The major contrast between the suggested and other detection methods mentioned in literature survey is that the present approach is programmed within µ-PMU for the purpose of unintentional islanding circumstances detection. This is the notable change. Because of this, power system engineers will have the chance to reduce the amount of time and money spent on the implementation process because all they will need to do is add a separate subroutine to the µ-PMU that has already been installed. In addition, because the process of phasor estimate is not incorporated into the algorithm, the island may be identified very fast, which is essential for increasing the grid’s resilience. The method’s independence on the reference phase angle as well as the reference frequency is an added benefit of using the technique. In addition to that, the method that has been proposed has the capability of fault recognizing, and also improves the situational healthiness of the grid. Some of the approaches that are currently available are replicated by employing the identical computer system using the same testing system that is described in Unit 3, and using the same types of testing scenarios that are described in Table 2. The simulation results for detection time (for approaches that do not use classifiers) and accuracy (for methods that use classifiers) are compared to the suggested approach in Tables 10 and 11 correspondingly. As compared to other methods, it can be noted that the proposed method takes a shorter amount of detection time while maintaining a high level of accuracy. These facets provide supporting evidence for the presented technique’s superiority over alternative islanding recognition approaches.

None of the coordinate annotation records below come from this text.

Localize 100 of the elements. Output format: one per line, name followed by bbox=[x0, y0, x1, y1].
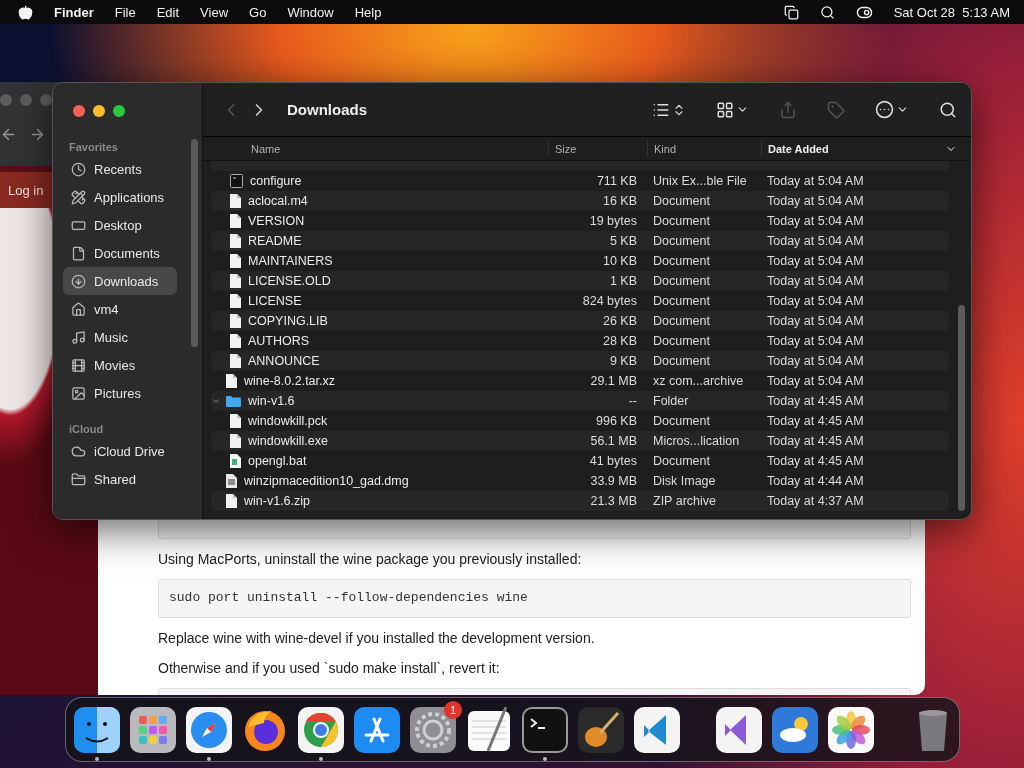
file-row[interactable]: opengl.bat 41 bytes Document Today at 4:45 AM bbox=[211, 451, 949, 471]
file-row[interactable]: win-v1.6 -- Folder Today at 4:45 AM bbox=[211, 391, 949, 411]
column-header[interactable]: Size bbox=[548, 140, 647, 157]
notification-badge: 1 bbox=[444, 700, 462, 719]
menu-item[interactable]: Help bbox=[354, 4, 382, 20]
terminal-icon[interactable] bbox=[522, 706, 568, 753]
file-date: Today at 5:04 AM bbox=[766, 274, 865, 288]
sidebar-label: Music bbox=[94, 329, 128, 345]
login-button[interactable]: Log in bbox=[0, 172, 52, 208]
file-row[interactable]: aclocal.m4 16 KB Document Today at 5:04 AM bbox=[211, 191, 949, 211]
sidebar-item[interactable]: Desktop bbox=[63, 211, 177, 239]
sidebar-label: Movies bbox=[94, 357, 136, 373]
scrollbar-thumb[interactable] bbox=[958, 305, 965, 511]
file-row[interactable]: MAINTAINERS 10 KB Document Today at 5:04 AM bbox=[211, 251, 949, 271]
file-kind: Document bbox=[652, 454, 711, 468]
sidebar-item[interactable]: vm4 bbox=[63, 295, 177, 323]
scrollbar-thumb[interactable] bbox=[191, 139, 198, 347]
file-kind: Folder bbox=[652, 394, 690, 408]
colored-ring-icon[interactable] bbox=[298, 706, 344, 753]
sidebar-item[interactable]: Downloads bbox=[63, 267, 177, 295]
file-size: 29.1 MB bbox=[589, 374, 638, 388]
file-row[interactable]: README 5 KB Document Today at 5:04 AM bbox=[211, 231, 949, 251]
menu-item[interactable]: Go bbox=[249, 4, 267, 20]
file-row[interactable]: win-v1.6.zip 21.3 MB ZIP archive Today at 4:37 AM bbox=[211, 491, 949, 511]
column-header[interactable]: Name bbox=[203, 140, 548, 157]
file-row[interactable]: wine-8.0.2.tar.xz 29.1 MB xz com...archive Today at 5:04 AM bbox=[211, 371, 949, 391]
sidebar-item[interactable]: Movies bbox=[63, 351, 177, 379]
compass-icon[interactable] bbox=[186, 706, 232, 753]
file-name: windowkill.pck bbox=[247, 414, 328, 428]
menu-item[interactable]: Finder bbox=[54, 4, 94, 20]
app-grid-icon[interactable] bbox=[130, 706, 176, 753]
sidebar-label: Documents bbox=[94, 245, 160, 261]
search-icon[interactable] bbox=[819, 4, 835, 20]
grid-view-icon[interactable] bbox=[716, 100, 734, 119]
menu-item[interactable]: File bbox=[114, 4, 136, 20]
guitar-icon[interactable] bbox=[578, 706, 624, 753]
sidebar-item[interactable]: Shared bbox=[63, 465, 177, 493]
close-button[interactable] bbox=[73, 105, 85, 117]
file-size: 56.1 MB bbox=[589, 434, 638, 448]
angle-bracket-icon[interactable] bbox=[634, 706, 680, 753]
flower-icon[interactable] bbox=[828, 706, 874, 753]
sidebar-item[interactable]: Pictures bbox=[63, 379, 177, 407]
sidebar-item[interactable]: iCloud Drive bbox=[63, 437, 177, 465]
clock-text[interactable]: Sat Oct 28 5:13 AM bbox=[893, 4, 1010, 20]
film-icon bbox=[71, 357, 86, 373]
file-date: Today at 5:04 AM bbox=[766, 194, 865, 208]
document-icon bbox=[230, 294, 241, 308]
file-size: 10 KB bbox=[601, 254, 638, 268]
menu-item[interactable]: View bbox=[200, 4, 229, 20]
zoom-button[interactable] bbox=[113, 105, 125, 117]
house-icon bbox=[71, 301, 86, 317]
menu-item[interactable]: Edit bbox=[156, 4, 180, 20]
search-icon[interactable] bbox=[939, 100, 957, 119]
file-kind: Document bbox=[652, 214, 711, 228]
file-row[interactable]: windowkill.pck 996 KB Document Today at 4:45 AM bbox=[211, 411, 949, 431]
more-options-icon[interactable] bbox=[875, 100, 894, 119]
weather-cloud-icon[interactable] bbox=[772, 706, 818, 753]
column-header[interactable]: Kind bbox=[647, 140, 761, 157]
file-name: opengl.bat bbox=[247, 454, 307, 468]
file-kind: Document bbox=[652, 314, 711, 328]
sidebar-label: Shared bbox=[94, 471, 136, 487]
sidebar-item[interactable]: Music bbox=[63, 323, 177, 351]
letter-a-icon[interactable] bbox=[354, 706, 400, 753]
file-name: MAINTAINERS bbox=[247, 254, 333, 268]
file-size: 996 KB bbox=[595, 414, 638, 428]
file-kind: Disk Image bbox=[652, 474, 717, 488]
file-row[interactable]: AUTHORS 28 KB Document Today at 5:04 AM bbox=[211, 331, 949, 351]
file-row[interactable]: COPYING.LIB 26 KB Document Today at 5:04 AM bbox=[211, 311, 949, 331]
file-row[interactable]: LICENSE.OLD 1 KB Document Today at 5:04 AM bbox=[211, 271, 949, 291]
sidebar-item[interactable]: Recents bbox=[63, 155, 177, 183]
file-row[interactable]: winzipmacedition10_gad.dmg 33.9 MB Disk Image Today at 4:44 AM bbox=[211, 471, 949, 491]
document-icon bbox=[230, 414, 241, 428]
ribbon-bracket-icon[interactable] bbox=[716, 706, 762, 753]
sidebar-item[interactable]: Applications bbox=[63, 183, 177, 211]
file-row[interactable]: configure 711 KB Unix Ex...ble File Today at 5:04 AM bbox=[211, 171, 949, 191]
file-row[interactable]: ANNOUNCE 9 KB Document Today at 5:04 AM bbox=[211, 351, 949, 371]
file-name: AUTHORS bbox=[247, 334, 310, 348]
notepad-pencil-icon[interactable] bbox=[466, 706, 512, 753]
smiling-face-icon[interactable] bbox=[74, 706, 120, 753]
file-date: Today at 5:04 AM bbox=[766, 254, 865, 268]
sidebar-item[interactable]: Documents bbox=[63, 239, 177, 267]
folder-icon bbox=[226, 395, 241, 407]
document-icon bbox=[230, 314, 241, 328]
screen-mirroring-icon[interactable] bbox=[783, 4, 799, 20]
file-kind: xz com...archive bbox=[652, 374, 745, 388]
file-row[interactable]: windowkill.exe 56.1 MB Micros...lication Today at 4:45 AM bbox=[211, 431, 949, 451]
sidebar-label: Applications bbox=[94, 189, 165, 205]
menu-item[interactable]: Window bbox=[287, 4, 334, 20]
file-row[interactable]: VERSION 19 bytes Document Today at 5:04 AM bbox=[211, 211, 949, 231]
minimize-button[interactable] bbox=[93, 105, 105, 117]
apple-logo-icon[interactable] bbox=[18, 4, 33, 20]
file-row[interactable]: LICENSE 824 bytes Document Today at 5:04 AM bbox=[211, 291, 949, 311]
document-icon bbox=[71, 245, 86, 261]
gear-icon[interactable] bbox=[410, 706, 456, 753]
file-size: 5 KB bbox=[608, 234, 638, 248]
disclosure-chevron-icon[interactable] bbox=[211, 396, 221, 406]
file-size: 19 bytes bbox=[588, 214, 638, 228]
file-name: wine-8.0.2.tar.xz bbox=[243, 374, 335, 388]
column-header[interactable]: Date Added bbox=[761, 140, 971, 157]
file-size: 41 bytes bbox=[588, 454, 638, 468]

Table 10 Time of detection of various techniques
Table 11 Accuracy of various techniques

6 Conclusion

As the power system continues to be subjected to exorbitant situations, the power industries have become increasingly interested in strengthening the resilience of the grid, specifically though islanding of MG. Nevertheless, the islanding under such scenarios happens inadvertently, devoid of the MG operators’ previous knowledge. Therefore, this paper presents a novel and improved approach to islanding detection by implementing µ-PMU. µ-PMU based Fortescue transform with random forest algorithm is introduced for the purpose of evaluating the phase angle of sequence components. For detecting island cases, the angular sum of phase angles of a zero and negative sequence of voltage signals is utilised. The algorithm is devoid of NDZs. In order to ensure its robustness and accuracy, the proposed method undergoes simulations under a variety of conditions, including normal conditions, islanding conditions, and faults like: L-L, L-G, L-L-L, L-L-G. Furthermore, the programmed algorithm incorporates intelligent islanding to safeguard against the destruction of the critical load. Thus, the study’s results guarantee that the proposed method for islanding detection is not only quicker, but also simpler, more cost-effective, secure, accurate, and intelligent.

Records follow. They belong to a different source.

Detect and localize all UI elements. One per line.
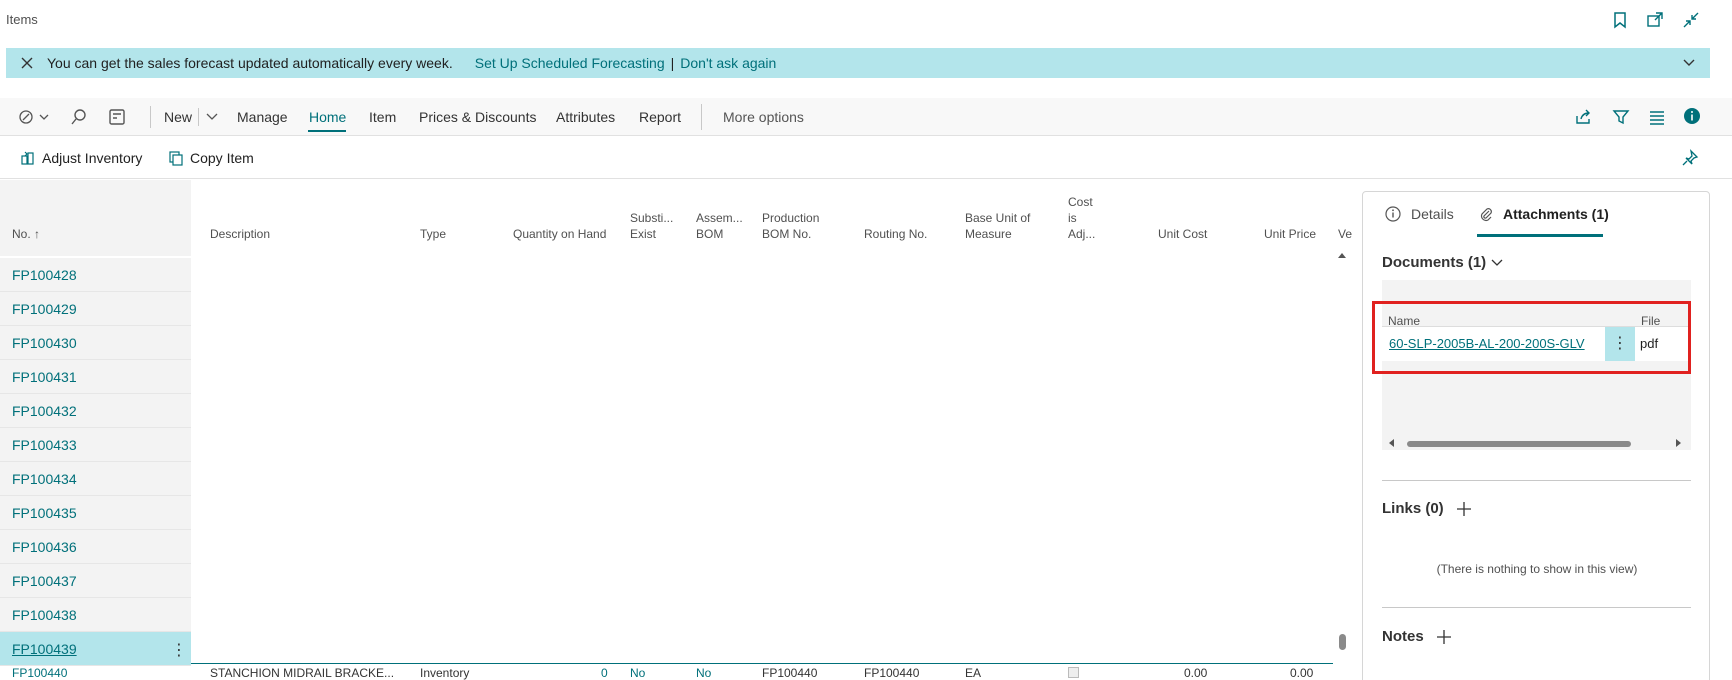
tab-item[interactable]: Item xyxy=(369,109,396,125)
documents-section-header[interactable]: Documents (1) xyxy=(1382,254,1504,271)
setup-forecasting-link[interactable]: Set Up Scheduled Forecasting xyxy=(475,55,665,71)
info-icon[interactable] xyxy=(1683,107,1701,125)
notification-banner: You can get the sales forecast updated a… xyxy=(6,48,1710,78)
column-header-substitutes[interactable]: Substi... Exist xyxy=(630,210,673,242)
column-header-quantity[interactable]: Quantity on Hand xyxy=(513,226,606,242)
tab-details[interactable]: Details xyxy=(1385,206,1454,222)
column-header-assembly-bom[interactable]: Assem... BOM xyxy=(696,210,743,242)
dont-ask-again-link[interactable]: Don't ask again xyxy=(680,55,776,71)
search-icon[interactable] xyxy=(70,108,88,126)
item-no-link[interactable]: FP100435 xyxy=(12,505,77,521)
table-row[interactable]: FP100430 xyxy=(0,326,191,360)
horizontal-scrollbar-thumb[interactable] xyxy=(1407,441,1631,447)
dynamics-menu-icon[interactable] xyxy=(18,108,52,126)
item-list: FP100428 FP100429 FP100430 FP100431 FP10… xyxy=(0,258,191,666)
factbox-pane: Details Attachments (1) Documents (1) Na… xyxy=(1362,191,1710,680)
adjust-inventory-button[interactable]: Adjust Inventory xyxy=(20,150,142,166)
item-no-link[interactable]: FP100428 xyxy=(12,267,77,283)
bookmark-icon[interactable] xyxy=(1610,10,1630,30)
copy-icon xyxy=(168,150,190,166)
add-note-icon[interactable] xyxy=(1436,629,1452,645)
pin-icon[interactable] xyxy=(1681,149,1699,167)
item-no-link[interactable]: FP100436 xyxy=(12,539,77,555)
table-row[interactable]: FP100435 xyxy=(0,496,191,530)
list-scrollbar-thumb[interactable] xyxy=(1339,634,1346,650)
collapse-icon[interactable] xyxy=(1681,10,1701,30)
chevron-down-icon[interactable] xyxy=(205,111,219,123)
horizontal-scrollbar[interactable] xyxy=(1388,438,1682,448)
list-header: No. ↑ Description Type Quantity on Hand … xyxy=(0,180,1352,256)
item-no-link[interactable]: FP100430 xyxy=(12,335,77,351)
item-no-link[interactable]: FP100433 xyxy=(12,437,77,453)
tab-report[interactable]: Report xyxy=(639,109,681,125)
copy-item-button[interactable]: Copy Item xyxy=(168,150,254,166)
action-bar: New Manage Home Item Prices & Discounts … xyxy=(0,98,1732,136)
table-row[interactable]: FP100432 xyxy=(0,394,191,428)
list-view-icon[interactable] xyxy=(1648,108,1666,126)
item-no-link[interactable]: FP100434 xyxy=(12,471,77,487)
column-header-type[interactable]: Type xyxy=(420,226,446,242)
chevron-down-icon[interactable] xyxy=(1682,57,1696,69)
column-header-vendor[interactable]: Ve xyxy=(1338,226,1352,242)
notification-separator: | xyxy=(670,55,675,71)
item-no-link[interactable]: FP100429 xyxy=(12,301,77,317)
edit-list-icon[interactable] xyxy=(108,108,126,126)
active-tab-indicator xyxy=(308,130,346,132)
filter-icon[interactable] xyxy=(1612,108,1630,126)
table-row[interactable]: FP100431 xyxy=(0,360,191,394)
column-header-no[interactable]: No. ↑ xyxy=(12,226,40,242)
new-button[interactable]: New xyxy=(164,109,192,125)
share-icon[interactable] xyxy=(1574,108,1592,126)
copy-item-label: Copy Item xyxy=(190,150,254,166)
notes-section-header: Notes xyxy=(1382,628,1452,645)
chevron-down-icon xyxy=(1490,257,1504,269)
item-no-link[interactable]: FP100439 xyxy=(12,641,77,657)
adjust-inventory-icon xyxy=(20,150,42,166)
table-row[interactable]: FP100434 xyxy=(0,462,191,496)
column-header-unit-price[interactable]: Unit Price xyxy=(1264,226,1316,242)
links-section-header: Links (0) xyxy=(1382,500,1472,517)
cost-adjusted-checkbox xyxy=(1068,667,1079,678)
tab-manage[interactable]: Manage xyxy=(237,109,288,125)
column-header-base-unit[interactable]: Base Unit of Measure xyxy=(965,210,1030,242)
column-header-cost-adjusted[interactable]: Cost is Adj... xyxy=(1068,194,1095,242)
list-scrollbar[interactable] xyxy=(1336,250,1348,660)
table-row[interactable]: FP100428 xyxy=(0,258,191,292)
adjust-inventory-label: Adjust Inventory xyxy=(42,150,143,166)
page-title: Items xyxy=(6,12,38,27)
more-options-button[interactable]: More options xyxy=(723,109,804,125)
column-header-routing[interactable]: Routing No. xyxy=(864,226,927,242)
close-icon[interactable] xyxy=(20,56,34,70)
tab-prices-discounts[interactable]: Prices & Discounts xyxy=(419,109,536,125)
column-header-unit-cost[interactable]: Unit Cost xyxy=(1158,226,1207,242)
tab-attributes[interactable]: Attributes xyxy=(556,109,615,125)
table-row[interactable]: FP100437 xyxy=(0,564,191,598)
table-row[interactable]: FP100438 xyxy=(0,598,191,632)
table-row-selected[interactable]: FP100439 ⋮ xyxy=(0,632,191,666)
highlight-box xyxy=(1372,301,1691,374)
promoted-actions-bar: Adjust Inventory Copy Item xyxy=(0,137,1732,179)
list-body xyxy=(191,256,1333,664)
paperclip-icon xyxy=(1479,206,1493,222)
item-no-link[interactable]: FP100437 xyxy=(12,573,77,589)
row-menu-icon[interactable]: ⋮ xyxy=(171,640,187,660)
column-header-production-bom[interactable]: Production BOM No. xyxy=(762,210,819,242)
table-row[interactable]: FP100429 xyxy=(0,292,191,326)
open-new-window-icon[interactable] xyxy=(1645,10,1665,30)
notification-message: You can get the sales forecast updated a… xyxy=(47,55,453,71)
table-row-partial[interactable]: FP100440 STANCHION MIDRAIL BRACKE... Inv… xyxy=(0,663,1340,680)
item-no-link[interactable]: FP100431 xyxy=(12,369,77,385)
info-outline-icon xyxy=(1385,206,1401,222)
table-row[interactable]: FP100436 xyxy=(0,530,191,564)
empty-state-message: (There is nothing to show in this view) xyxy=(1436,562,1638,576)
item-no-link[interactable]: FP100438 xyxy=(12,607,77,623)
tab-attachments[interactable]: Attachments (1) xyxy=(1479,206,1609,222)
tab-home[interactable]: Home xyxy=(309,109,346,125)
active-tab-indicator xyxy=(1477,234,1603,237)
item-no-link[interactable]: FP100432 xyxy=(12,403,77,419)
table-row[interactable]: FP100433 xyxy=(0,428,191,462)
column-header-description[interactable]: Description xyxy=(210,226,270,242)
add-link-icon[interactable] xyxy=(1456,501,1472,517)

Consideration may be given to a variety of prospects for future employment. Further application of the current work is possible in grids with a high proportion of electric vehicles, taking into account the rapid charging methods of electric vehicles that may introduce grid transients comparable to those caused by island detection signals. SNR limitations notwithstanding, contemporary advanced techniques including reinforcement learning, extreme learning, and spatiotemporal pattern recognition can be integrated to rectify the present method’s deficiencies. Additionally, these approaches would be advantageous in light of the growing complexity of power grids and the magnitude of cyber threats. Additionally, future research may consider the implementation of secure methods to regulate power flow in the islanded area through the division of it into smaller islands, known as “islands of islands.”